US state bans transgender people from using toilet in public schools that matches their gender identity
Arkansas’ Governor has signed legislation banning transgender people at state schools from using the toilet that matches their gender identity.
Governor Sarah Huckabee Sanders’ spokesperson said the US state wasn’t going to “rewrite the rules of biology just to please a handful of far-left advocates” and said schools are no place for “the radical left’s woke agenda”.
It’s the first of several US states expected to enforce the ban this year, amid a raft of bills nationwide targeting the trans community.
Arkansas is already the fourth state to place restrictions at public schools, while bills in Idaho and Iowa await governor’s signatures.
The bill applies to multi-person bathrooms and locker rooms at public schoools and charter schools for nursery children through to their final year at secondary school.
The bill was approved by a Republican-majority Legislature last week.
“The Governor has said she will sign laws that focus on protecting and educating our kids, not indoctrinating them and believes our schools are no place for the radical left’s woke agenda,” Alexa Henning said in a statement.
“Arkansas isn’t going to rewrite the rules of biology just to please a handful of far-left advocates.”
Similar laws have been enacted in Alabama, Oklahoma and Tennessee, although lawsuits have been filed challenging the Oklahoma and Tennessee restrictions.
Proposals to restrict transgender people using the toilet of their choice have seen a resurgence this year, six years after North Carolina repealed its bathroom law in the wake of widespread protests and boycotts.
More than two dozen bathroom bills have been filed in 17 states, according to the Human Rights Campaign.
“They’re singling out transgender people for no other reason than dislike, disapproval and misunderstanding of who transgender youth are,” said Paul Castillo, senior counsel and students’ rights strategist for Lambda Legal.
“And the entire school population suffers as a result of these types of bills, particularly schools and teachers and administrators who are dealing with real problems and need to focus on creating a welcome environment for every student.”
Another bill pending in Arkansas goes even further by imposing criminal penalties.

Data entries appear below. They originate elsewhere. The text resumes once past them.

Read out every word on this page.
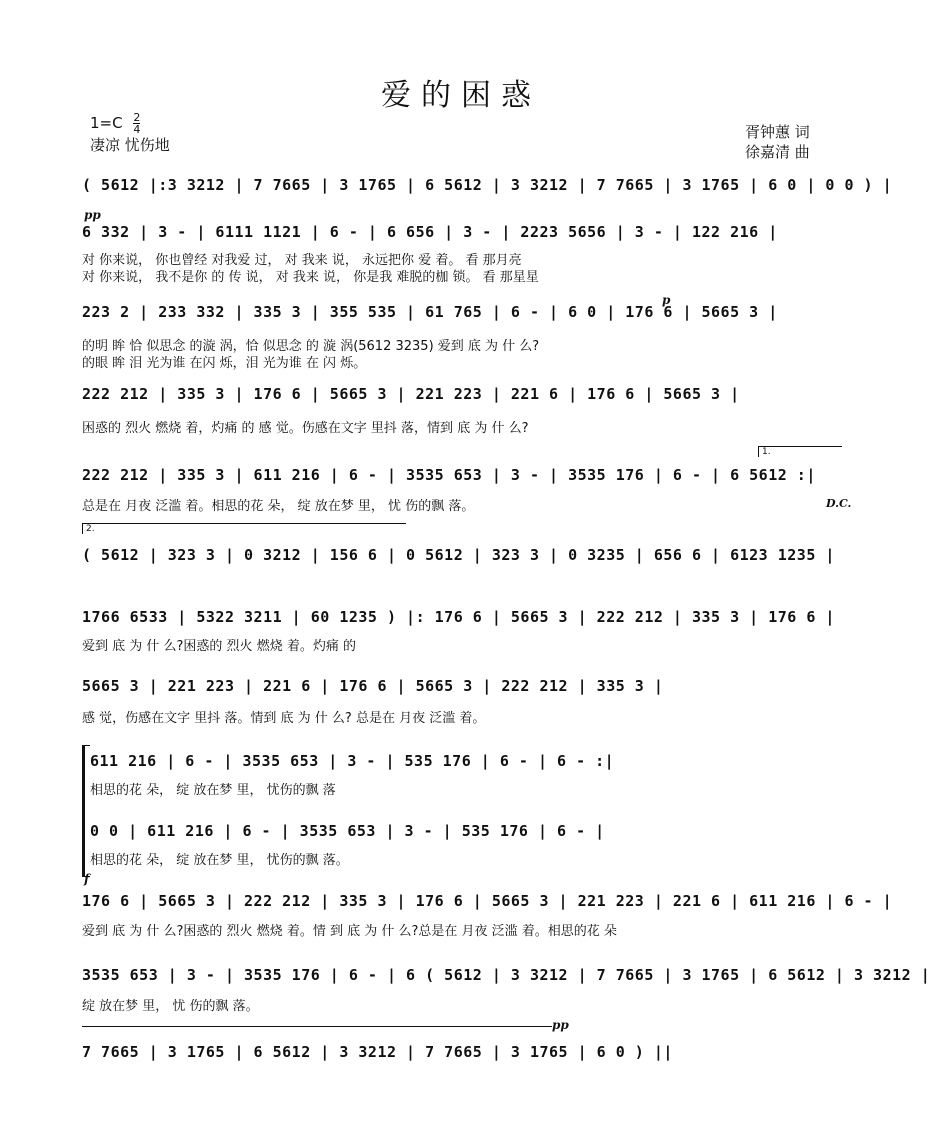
爱的困惑
$1=C \frac{2}{4}$
凄凉 忧伤地
胥钟蕙 词
徐嘉清 曲
( 5612 |:3 3212 | 7 7665 | 3 1765 | 6 5612 | 3 3212 | 7 7665 | 3 1765 | 6 0 | 0 0 ) |
pp
6 332 | 3 - | 6111 1121 | 6 - | 6 656 | 3 - | 2223 5656 | 3 - | 122 216 |
对 你来说， 你也曾经 对我爱 过， 对 我来 说， 永远把你 爱 着。 看 那月亮
对 你来说， 我不是你 的 传 说， 对 我来 说， 你是我 难脱的枷 锁。 看 那星星
p
223 2 | 233 332 | 335 3 | 355 535 | 61 765 | 6 - | 6 0 | 176 6 | 5665 3 |
的明 眸 恰 似思念 的漩 涡，恰 似思念 的 漩 涡(5612 3235) 爱到 底 为 什 么?
的眼 眸 泪 光为谁 在闪 烁，泪 光为谁 在 闪 烁。
222 212 | 335 3 | 176 6 | 5665 3 | 221 223 | 221 6 | 176 6 | 5665 3 |
困惑的 烈火 燃烧 着，灼痛 的 感 觉。伤感在文字 里抖 落，情到 底 为 什 么?
1.
222 212 | 335 3 | 611 216 | 6 - | 3535 653 | 3 - | 3535 176 | 6 - | 6 5612 :|
总是在 月夜 泛滥 着。相思的花 朵， 绽 放在梦 里， 忧 伤的飘 落。	D.C.
2.
( 5612 | 323 3 | 0 3212 | 156 6 | 0 5612 | 323 3 | 0 3235 | 656 6 | 6123 1235 |
1766 6533 | 5322 3211 | 60 1235 ) |: 176 6 | 5665 3 | 222 212 | 335 3 | 176 6 |
爱到 底 为 什 么?困惑的 烈火 燃烧 着。灼痛 的
5665 3 | 221 223 | 221 6 | 176 6 | 5665 3 | 222 212 | 335 3 |
感 觉，伤感在文字 里抖 落。情到 底 为 什 么? 总是在 月夜 泛滥 着。
611 216 | 6 - | 3535 653 | 3 - | 535 176 | 6 - | 6 - :|
相思的花 朵， 绽 放在梦 里， 忧伤的飘 落
0 0 | 611 216 | 6 - | 3535 653 | 3 - | 535 176 | 6 - |
相思的花 朵， 绽 放在梦 里， 忧伤的飘 落。
f
176 6 | 5665 3 | 222 212 | 335 3 | 176 6 | 5665 3 | 221 223 | 221 6 | 611 216 | 6 - |
爱到 底 为 什 么?困惑的 烈火 燃烧 着。情 到 底 为 什 么?总是在 月夜 泛滥 着。相思的花 朵
3535 653 | 3 - | 3535 176 | 6 - | 6 ( 5612 | 3 3212 | 7 7665 | 3 1765 | 6 5612 | 3 3212 |
绽 放在梦 里， 忧 伤的飘 落。
pp
7 7665 | 3 1765 | 6 5612 | 3 3212 | 7 7665 | 3 1765 | 6 0 ) ||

That proposal would allow someone to be charged with misdemeanor sexual indecency with a child if they use a public bathroom or changing room of the opposite sex when a minor is present.
“It’s a flagrant message from them that they refuse to respect (transgender people’s) rights and humanity, to respect Arkansans’ rights and humanity,” said Holly Dickson, executive director of the American Civil Liberties Union of Arkansas.
The new Arkansas law requires schools to provide reasonable accommodations, including single-person restrooms.
Superintendents, principals and teachers who violate the ban could face fines of at least US$1,000 (£812) from a state panel, and parents could also file private lawsuits to enforce the measure.
“Each child in our schools has a right to privacy and to feel safe and to feel comfortable in the bathroom they need to go to,” Republican Mary Bentley, the bill’s sponsor, told lawmakers earlier this year.
But Clayton Crockett, the father of a transgender child, described to lawmakers earlier this year how a similar policy adopted at his daughter’s school made her feel further marginalised.
“She feels targeted, she feels discriminated against, she feels bullied, she feels singled out,” Mr Crockett said at a House panel hearing on the bill in January.
Opponents have also complained the legislation doesn’t provide funding for schools that may need to build single-person bathrooms to provide reasonable accommodations.
The Arkansas measure won’t take effect until 90 days after the Legislature adjourns this year’s session, which isn’t expected to happen until April at the earliest.
Governor Sanders signed the bill a week after she approved legislation making it easier to sue providers of gender-affirming care to minors.
That law, which also doesn’t take effect until this summer, is an effort to effectively reinstate a ban on such care for minors that’s been blocked by a federal judge.